Utilizing the concept of the second law of thermodynamics, explain why an ice skater requires less energy expenditure to cover the same distance as a roller skater. ?
To understand why an ice skater requires less energy expenditure to cover the same distance as a roller skater, it's important to consider the second law of thermodynamics, which is related to the concept of efficiency.
The second law of thermodynamics states that in any energy conversion or transfer, the total amount of usable energy (also known as useful work) decreases, while the amount of unusable energy (also known as waste or entropy) increases. Essentially, it implies that energy tends to disperse and become less organized over time.
In the case of an ice skater and a roller skater, the main difference lies in the frictional forces acting upon them.
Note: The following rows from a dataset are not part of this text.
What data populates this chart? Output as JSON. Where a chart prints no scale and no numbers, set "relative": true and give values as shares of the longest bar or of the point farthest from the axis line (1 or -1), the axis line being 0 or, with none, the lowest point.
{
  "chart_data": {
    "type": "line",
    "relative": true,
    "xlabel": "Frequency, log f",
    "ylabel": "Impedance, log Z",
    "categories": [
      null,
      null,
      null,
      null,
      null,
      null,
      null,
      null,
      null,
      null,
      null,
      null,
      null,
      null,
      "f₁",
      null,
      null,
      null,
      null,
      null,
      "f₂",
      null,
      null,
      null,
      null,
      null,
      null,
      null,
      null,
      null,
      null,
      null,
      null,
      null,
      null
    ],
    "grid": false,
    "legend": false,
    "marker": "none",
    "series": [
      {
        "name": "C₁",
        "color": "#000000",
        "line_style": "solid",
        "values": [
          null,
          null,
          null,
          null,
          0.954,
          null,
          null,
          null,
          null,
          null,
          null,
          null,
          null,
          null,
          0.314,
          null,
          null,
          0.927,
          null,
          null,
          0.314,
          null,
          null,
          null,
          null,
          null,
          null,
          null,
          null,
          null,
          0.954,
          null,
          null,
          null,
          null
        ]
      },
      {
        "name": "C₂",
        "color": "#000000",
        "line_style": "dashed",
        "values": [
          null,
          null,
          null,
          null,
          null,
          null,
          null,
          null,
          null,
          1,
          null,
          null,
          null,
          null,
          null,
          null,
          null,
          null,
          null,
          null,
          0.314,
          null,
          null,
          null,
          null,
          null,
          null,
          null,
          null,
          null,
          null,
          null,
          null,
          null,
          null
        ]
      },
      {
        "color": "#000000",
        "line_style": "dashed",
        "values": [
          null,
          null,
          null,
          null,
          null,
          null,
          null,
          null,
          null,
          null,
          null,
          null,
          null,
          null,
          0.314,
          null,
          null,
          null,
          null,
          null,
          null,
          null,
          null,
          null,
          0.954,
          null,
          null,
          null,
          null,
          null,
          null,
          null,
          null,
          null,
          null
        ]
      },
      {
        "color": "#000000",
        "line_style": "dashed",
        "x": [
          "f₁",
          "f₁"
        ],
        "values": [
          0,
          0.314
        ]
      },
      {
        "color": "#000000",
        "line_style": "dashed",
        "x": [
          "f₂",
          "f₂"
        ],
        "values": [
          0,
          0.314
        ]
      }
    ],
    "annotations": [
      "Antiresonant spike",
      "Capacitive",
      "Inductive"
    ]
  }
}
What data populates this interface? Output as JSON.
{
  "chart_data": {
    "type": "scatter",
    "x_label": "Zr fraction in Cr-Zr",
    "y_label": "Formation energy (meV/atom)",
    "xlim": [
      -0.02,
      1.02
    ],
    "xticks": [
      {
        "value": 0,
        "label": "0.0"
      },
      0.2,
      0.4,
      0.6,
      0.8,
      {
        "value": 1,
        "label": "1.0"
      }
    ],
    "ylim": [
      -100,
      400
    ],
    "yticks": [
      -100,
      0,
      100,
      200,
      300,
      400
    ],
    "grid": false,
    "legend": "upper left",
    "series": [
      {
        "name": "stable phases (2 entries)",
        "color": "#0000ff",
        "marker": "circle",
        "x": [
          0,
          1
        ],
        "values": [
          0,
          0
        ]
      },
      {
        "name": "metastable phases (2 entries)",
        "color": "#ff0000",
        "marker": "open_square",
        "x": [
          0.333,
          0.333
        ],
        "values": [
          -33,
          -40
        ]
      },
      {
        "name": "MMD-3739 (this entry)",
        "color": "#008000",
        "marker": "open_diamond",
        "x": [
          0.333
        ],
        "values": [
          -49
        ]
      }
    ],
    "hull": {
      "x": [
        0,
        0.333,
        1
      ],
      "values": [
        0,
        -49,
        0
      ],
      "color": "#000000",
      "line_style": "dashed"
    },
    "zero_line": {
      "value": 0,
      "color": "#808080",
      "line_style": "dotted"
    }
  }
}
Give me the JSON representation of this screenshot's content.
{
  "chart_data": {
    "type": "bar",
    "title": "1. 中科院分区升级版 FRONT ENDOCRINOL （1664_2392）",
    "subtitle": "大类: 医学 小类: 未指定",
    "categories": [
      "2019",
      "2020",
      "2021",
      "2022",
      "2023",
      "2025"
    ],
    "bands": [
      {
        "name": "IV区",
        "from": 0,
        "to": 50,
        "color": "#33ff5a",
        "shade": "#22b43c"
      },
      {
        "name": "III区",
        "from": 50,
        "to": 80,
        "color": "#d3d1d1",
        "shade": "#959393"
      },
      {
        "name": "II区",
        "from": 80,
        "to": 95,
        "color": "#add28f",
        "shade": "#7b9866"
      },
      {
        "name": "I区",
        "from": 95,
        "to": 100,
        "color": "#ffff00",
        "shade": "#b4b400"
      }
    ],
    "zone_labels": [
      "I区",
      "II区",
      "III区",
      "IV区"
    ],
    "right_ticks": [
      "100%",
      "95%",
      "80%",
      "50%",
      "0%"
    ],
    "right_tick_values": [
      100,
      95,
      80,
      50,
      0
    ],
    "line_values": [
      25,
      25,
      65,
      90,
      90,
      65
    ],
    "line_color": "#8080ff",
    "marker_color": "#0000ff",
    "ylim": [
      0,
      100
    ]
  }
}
Friction is the force that opposes motion when two surfaces are in contact, and it's directly related to energy expenditure. Ice provides much less friction compared to a solid surface such as asphalt or concrete, on which roller skaters usually skate.
On ice, an ice skater experiences significantly less frictional force, allowing them to glide more smoothly with minimal resistance. This means that the energy expenditure required to maintain motion and cover a distance is considerably lower for an ice skater. They can conserve their energy and achieve greater efficiency in their movement.
In contrast, a roller skater on a solid surface encounters higher friction, requiring more energy expenditure to overcome it and maintain motion. The additional energy expended goes towards overcoming the frictional forces acting against them, resulting in more energy waste and inefficiency.
So, the second law of thermodynamics, in relation to the principle of energy dispersion and the differing friction forces, explains why an ice skater requires less energy to cover the same distance as a roller skater.